0
Yorum
0
Beğeni
0,0
Puan
3107
Okunma
Canıma bir merhaba sundu ezelden çeşm-i yâr
Öyle mest oldum ki gayrin merhabasını bilmedim (Ahmet Paşa)
Hani ol gül gülerek geldiği demler şimdi
Ağlarım hatıra geldikçe gülüştüklerimiz(Mahir)
Dene altunu mihenk taşında
Dahi insanı bir iş başında
Bir gül dedi bülbül güle, Gül gülmedi gitti
Gül bülbüle, bülbül güle, Yar olmadı gitti
Bakmamıştır, dönüp hayatıma
Ağlayanlar, bugün, vefatıma (A.Nihat Asya)
Kimsesiz kimse yok, herkesin var bir kimsesi
Kimsesiz kaldım yetiş, kimsesizler kimsesi(Ruşeni)
Canı canan dilemiş vermemek olmaz ey dîl
Ne nîza eyleyelim ol ne senindir ne benim (Fuzuli)
Düşenin dostu olmaz demişler düşte görürsün,
Sen o zaman dostları, düşte görürsün
Varlığından şu güzel ülkeyi kurtarsak da
Adımından kalan izler, lekedir toprakta. (A.Nihat Asya)
Nerde gölgen, Ey Osman’ın o büyük
Çınarından kalan zavallı kütük. (A.Nihat Asya)
"Suyu yokmuş... bu haliyle ay toprağı neye yarar?"
Diyenlere cevap: "Teyemmüm etmeye yarar" (A.Nihat Asya)
Gün olur... bin giden, on erle döner
Fakat zaferle döner! (A.Nihat Asya)
Millet, vatan ve din ona-ömrünce- verdi güç
Ay gökyüzünde birdi, Onun bayrağında üç.(A.Nihat Asya)
Padişahı âlem olmak bir kuru kavga imiş
Bir veliye bende olmak cümleden âlâ imiş. (Yavuz Sultan Selim)
Yazı yazmak istersen, al eline kalemi durma yaz
Yazı yazmak istemezsen, al eline kazmayı durma kaz.

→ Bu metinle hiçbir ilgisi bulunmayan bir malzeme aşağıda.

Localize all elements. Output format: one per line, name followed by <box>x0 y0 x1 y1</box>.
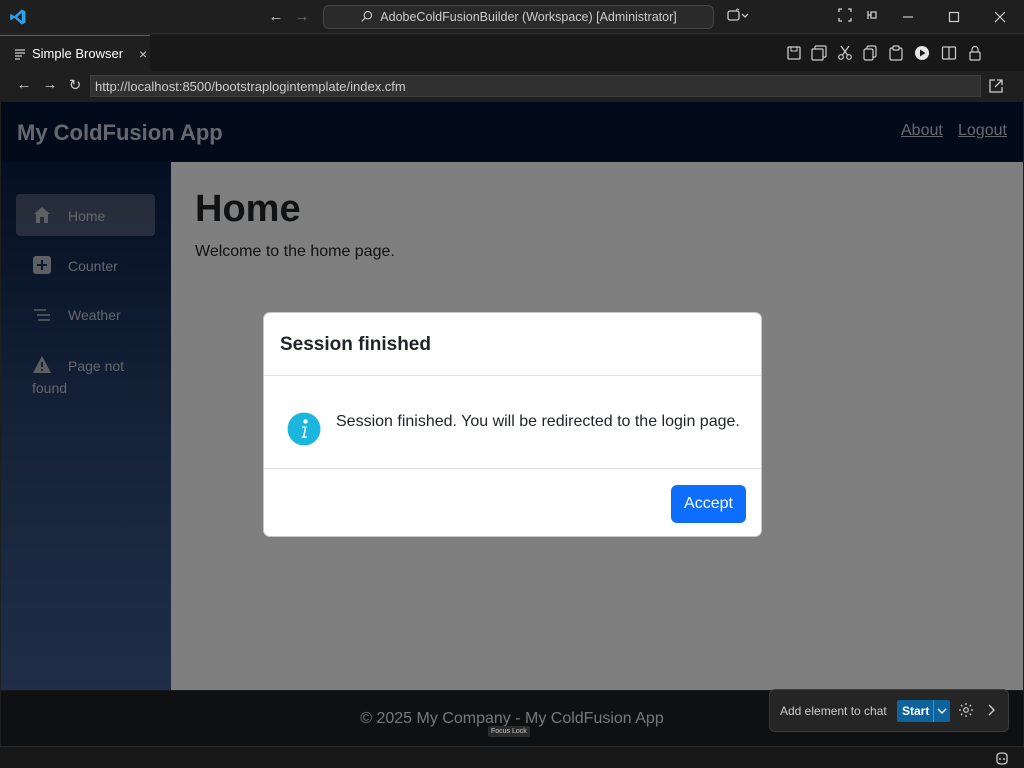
browser-back-icon[interactable]: ← <box>14 76 34 93</box>
close-icon[interactable] <box>977 0 1023 34</box>
chevron-right-icon[interactable] <box>987 702 997 718</box>
start-button[interactable]: Start <box>897 700 950 722</box>
modal-body: Session finished. You will be redirected… <box>264 376 761 468</box>
copilot-icon[interactable] <box>727 8 749 27</box>
add-to-chat-widget: Add element to chat Start <box>769 689 1009 732</box>
vscode-logo[interactable] <box>9 8 27 26</box>
run-icon[interactable] <box>913 45 931 61</box>
pin-icon[interactable] <box>861 8 883 25</box>
modal-footer: Accept <box>264 468 761 538</box>
modal-title: Session finished <box>280 334 431 355</box>
command-center[interactable]: AdobeColdFusionBuilder (Workspace) [Admi… <box>323 5 714 29</box>
layout-icon[interactable] <box>834 8 856 25</box>
browser-address-bar: ← → ↻ <box>0 71 1024 102</box>
web-page: My ColdFusion App About Logout Home Coun… <box>1 102 1023 746</box>
focus-lock-badge: Focus Lock <box>488 726 530 737</box>
browser-forward-icon[interactable]: → <box>40 76 60 93</box>
reload-icon[interactable]: ↻ <box>65 76 85 94</box>
window-title: AdobeColdFusionBuilder (Workspace) [Admi… <box>380 10 677 24</box>
tab-label: Simple Browser <box>32 46 124 61</box>
save-all-icon[interactable] <box>810 45 828 61</box>
tab-close-icon[interactable]: × <box>139 46 147 62</box>
copy-icon[interactable] <box>861 45 879 61</box>
cut-icon[interactable] <box>836 45 854 61</box>
gear-icon[interactable] <box>958 702 974 718</box>
start-label: Start <box>902 704 930 718</box>
preview-icon <box>15 48 25 60</box>
chat-widget-label: Add element to chat <box>780 704 887 718</box>
modal-header: Session finished <box>264 313 761 376</box>
paste-icon[interactable] <box>887 45 905 61</box>
save-icon[interactable] <box>785 45 803 61</box>
editor-tab-bar: Simple Browser × <box>0 35 1024 71</box>
back-arrow-icon[interactable]: ← <box>266 8 286 25</box>
split-editor-icon[interactable] <box>940 45 958 61</box>
session-modal: Session finished Session finished. You w… <box>263 312 762 537</box>
title-bar: ← → AdobeColdFusionBuilder (Workspace) [… <box>0 0 1024 34</box>
open-external-icon[interactable] <box>988 78 1004 94</box>
info-icon <box>287 412 321 446</box>
search-icon <box>361 11 373 22</box>
lock-icon[interactable] <box>966 45 984 61</box>
url-input[interactable] <box>90 75 981 97</box>
modal-message: Session finished. You will be redirected… <box>336 413 740 430</box>
start-dropdown-icon[interactable] <box>933 700 950 722</box>
copilot-status-icon[interactable] <box>994 750 1010 766</box>
forward-arrow-icon[interactable]: → <box>292 8 312 25</box>
maximize-icon[interactable] <box>931 0 977 34</box>
minimize-icon[interactable] <box>885 0 931 34</box>
accept-button[interactable]: Accept <box>671 485 746 523</box>
status-bar <box>0 746 1024 768</box>
tab-simple-browser[interactable]: Simple Browser × <box>0 35 150 71</box>
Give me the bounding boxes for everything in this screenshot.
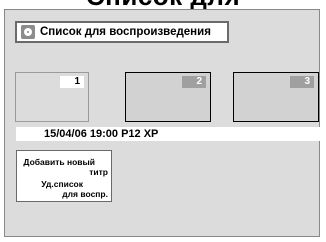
menu-item-label: Добавить новый [23,157,95,167]
playlist-thumbnail-3[interactable]: 3 [233,72,319,122]
playlist-screen: Список для воспроизведения 1 2 3 15/04/0… [4,9,320,237]
thumbnail-number: 2 [182,76,206,88]
disc-icon [21,25,35,39]
menu-item-add-title[interactable]: Добавить новый титр [17,157,111,177]
thumbnail-number: 1 [60,76,84,88]
playlist-menu: Добавить новый титр Уд.список для воспр. [16,150,112,202]
playlist-thumbnail-1[interactable]: 1 [15,72,89,122]
playlist-thumbnail-2[interactable]: 2 [125,72,211,122]
menu-item-label: Уд.список [41,179,83,189]
title-info-text: 15/04/06 19:00 P12 XP [44,128,159,140]
menu-item-delete-playlist[interactable]: Уд.список для воспр. [17,179,111,199]
menu-item-label: титр [89,167,108,177]
page-title-text: Список для воспроизведения [0,0,326,9]
menu-item-label: для воспр. [62,189,108,199]
header-bar: Список для воспроизведения [15,21,229,43]
thumbnail-number: 3 [290,76,314,88]
header-title: Список для воспроизведения [40,26,211,38]
title-info-bar: 15/04/06 19:00 P12 XP [16,127,320,141]
page-title: Список для воспроизведения [0,0,326,9]
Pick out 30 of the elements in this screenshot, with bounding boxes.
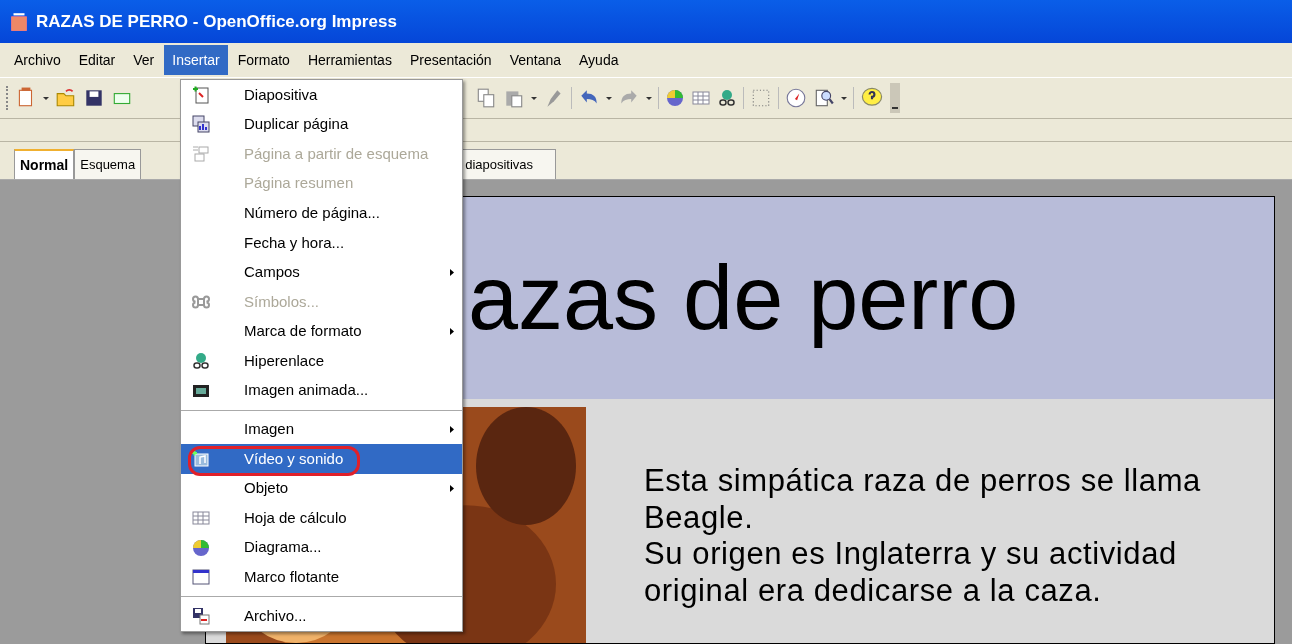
menu-item[interactable]: Imagen animada... <box>181 375 462 406</box>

Yazı yazan hem güldür hem çiçek
Yazı yazmayan hem öküzdür hem eşek
Kelamın fizza ise sükût eyle olsun zeheb
Kemal ehli kemâlâtı böyle buldu hep.
Gökten nazire indi sihamı kazasına
Nef’î diliyle uğradı Hakkın belasına
Tok olan cümle âlemi tok sanır
Aç olan âlemde ekmek yok sanır.
Çağrıldığın yere erinme
Çağrılmadığın yerde görünme
Kendi kendine ettiğin âdem
Bir yere gelse idemez âlem.(Adlî)
Adam, adamdır eğer olmaz ise bir pulu
Eşek yine eşektir, atlastan olsa çulu.(La edri)
Yine ben bir öğüt aldım pirimden
İyilik ettiğinde sakın kendini.(Köroğlu)
Beklemek güzel şey, gelecekse beklenen
Özlemek güzel şey, özlüyorsa özlenen.
Al kaşağıyı gir ahıra
Yarası olan at gocunsun
Cümleler doğrudur sen doğru isen
Doğruluk bulunmaz sen eğri isen.(Yunus Emre)
Sirkati şiir edene kati zeban lazımdır
Böyledir şer’i belagatte fetavayı sühan. (Sünbülzade Vehbi)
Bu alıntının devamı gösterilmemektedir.